Et pour répondre à ses autres questions : non, il ne se souvenait pas exactement de quand Gabrielle avait emménagé avec Hoffmann : Alex et lui ne s’étaient jamais beaucoup vus en dehors du travail ; et puis lui-même avait passé énormément de temps en déplacements lors de cette première année. Non, il n’avait pas assisté à leur mariage : il s’était agi d’une de ces cérémonies nombrilistes organisées au coucher du soleil, sur une plage du Pacifique, avec deux employés de l’hôtel pour servir de témoins et pas d’amis ni de famille pour fêter ça. Et non, on ne lui avait jamais dit qu’Hoffmann avait fait une dépression quand il travaillait au CERN, même s’il s’en était douté : cette première nuit, quand il était allé aux toilettes chez Hoffmann, il avait fouillé dans son placard de salle de bains (comme l’aurait fait n’importe qui) et y avait découvert toute une pharmacie d’antidépresseurs — mirtazapine, lithium, fluvoxamine. Il ne se les rappelait pas tous exactement, mais ça lui avait paru plutôt sérieux.

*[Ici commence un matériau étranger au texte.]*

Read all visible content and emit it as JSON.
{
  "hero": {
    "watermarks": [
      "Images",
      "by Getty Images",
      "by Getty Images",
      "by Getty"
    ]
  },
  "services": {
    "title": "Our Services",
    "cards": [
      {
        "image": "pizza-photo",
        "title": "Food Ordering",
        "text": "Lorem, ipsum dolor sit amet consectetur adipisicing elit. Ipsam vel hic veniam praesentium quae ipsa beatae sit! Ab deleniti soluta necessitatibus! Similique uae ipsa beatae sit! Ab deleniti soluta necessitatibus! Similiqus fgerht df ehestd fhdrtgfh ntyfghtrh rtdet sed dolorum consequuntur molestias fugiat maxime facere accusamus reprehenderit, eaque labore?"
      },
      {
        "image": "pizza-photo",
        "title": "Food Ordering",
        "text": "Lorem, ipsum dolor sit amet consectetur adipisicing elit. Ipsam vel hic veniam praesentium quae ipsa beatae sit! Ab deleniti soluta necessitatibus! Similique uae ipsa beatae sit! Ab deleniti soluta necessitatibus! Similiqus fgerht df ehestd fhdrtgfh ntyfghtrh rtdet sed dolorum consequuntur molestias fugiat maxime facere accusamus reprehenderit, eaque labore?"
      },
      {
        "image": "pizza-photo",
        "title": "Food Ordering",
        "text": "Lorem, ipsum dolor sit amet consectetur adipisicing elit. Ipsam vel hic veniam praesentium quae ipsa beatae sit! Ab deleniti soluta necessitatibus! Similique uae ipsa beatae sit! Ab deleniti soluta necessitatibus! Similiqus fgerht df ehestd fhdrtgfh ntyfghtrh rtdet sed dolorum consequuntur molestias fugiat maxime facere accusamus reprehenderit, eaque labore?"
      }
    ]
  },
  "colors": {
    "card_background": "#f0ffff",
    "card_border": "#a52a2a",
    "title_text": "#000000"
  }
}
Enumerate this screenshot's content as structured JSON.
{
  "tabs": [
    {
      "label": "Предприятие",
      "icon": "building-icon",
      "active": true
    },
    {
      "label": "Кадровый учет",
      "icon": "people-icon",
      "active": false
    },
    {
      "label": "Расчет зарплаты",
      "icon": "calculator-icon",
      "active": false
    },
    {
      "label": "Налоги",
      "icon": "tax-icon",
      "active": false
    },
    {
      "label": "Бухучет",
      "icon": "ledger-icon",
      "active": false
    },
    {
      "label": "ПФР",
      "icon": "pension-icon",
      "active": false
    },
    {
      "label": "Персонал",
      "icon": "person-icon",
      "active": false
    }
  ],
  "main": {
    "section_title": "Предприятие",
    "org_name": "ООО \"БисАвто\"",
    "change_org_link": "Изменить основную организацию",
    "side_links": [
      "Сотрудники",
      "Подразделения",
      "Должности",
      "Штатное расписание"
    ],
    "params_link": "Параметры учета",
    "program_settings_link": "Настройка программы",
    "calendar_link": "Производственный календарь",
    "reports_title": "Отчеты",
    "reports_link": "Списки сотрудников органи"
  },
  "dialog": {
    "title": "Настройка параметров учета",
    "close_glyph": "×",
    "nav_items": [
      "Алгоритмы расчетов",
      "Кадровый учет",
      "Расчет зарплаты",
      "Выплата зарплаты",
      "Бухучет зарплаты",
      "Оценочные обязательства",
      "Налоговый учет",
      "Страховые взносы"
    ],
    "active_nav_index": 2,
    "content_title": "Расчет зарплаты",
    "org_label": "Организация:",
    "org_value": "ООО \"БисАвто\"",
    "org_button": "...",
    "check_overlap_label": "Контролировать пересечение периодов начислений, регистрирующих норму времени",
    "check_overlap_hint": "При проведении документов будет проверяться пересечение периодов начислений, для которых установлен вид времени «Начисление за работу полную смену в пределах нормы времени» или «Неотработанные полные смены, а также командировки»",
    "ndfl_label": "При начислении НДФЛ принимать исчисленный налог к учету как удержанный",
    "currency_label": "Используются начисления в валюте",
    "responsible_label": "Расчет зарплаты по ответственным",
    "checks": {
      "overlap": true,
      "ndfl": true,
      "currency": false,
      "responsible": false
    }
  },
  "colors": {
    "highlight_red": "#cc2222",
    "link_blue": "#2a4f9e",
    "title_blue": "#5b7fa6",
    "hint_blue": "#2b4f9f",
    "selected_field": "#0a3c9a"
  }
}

— Ça ne vous a pas découragé de vous lancer dans une affaire avec lui ?
— Quoi ? Le fait qu’il ne soit pas « normal » ? Bon Dieu, non. Pour citer Bill Clinton, qui n’est pas toujours un puits de sagesse, je vous l’accorde, mais qui, en l’occurrence, a tout à fait raison : « La plupart des gens normaux sont des cons. »
— Et vous n’avez aucune idée de l’endroit où peut se trouver le docteur Hoffmann en ce moment ?
— Non, pas la moindre.
— Quand l’avez-vous vu pour la dernière fois ?
— Au déjeuner. Au Beau Rivage.
— Il est donc parti sans explication ?
— C’est typique d’Alex.
— Avait-il l’air agité ?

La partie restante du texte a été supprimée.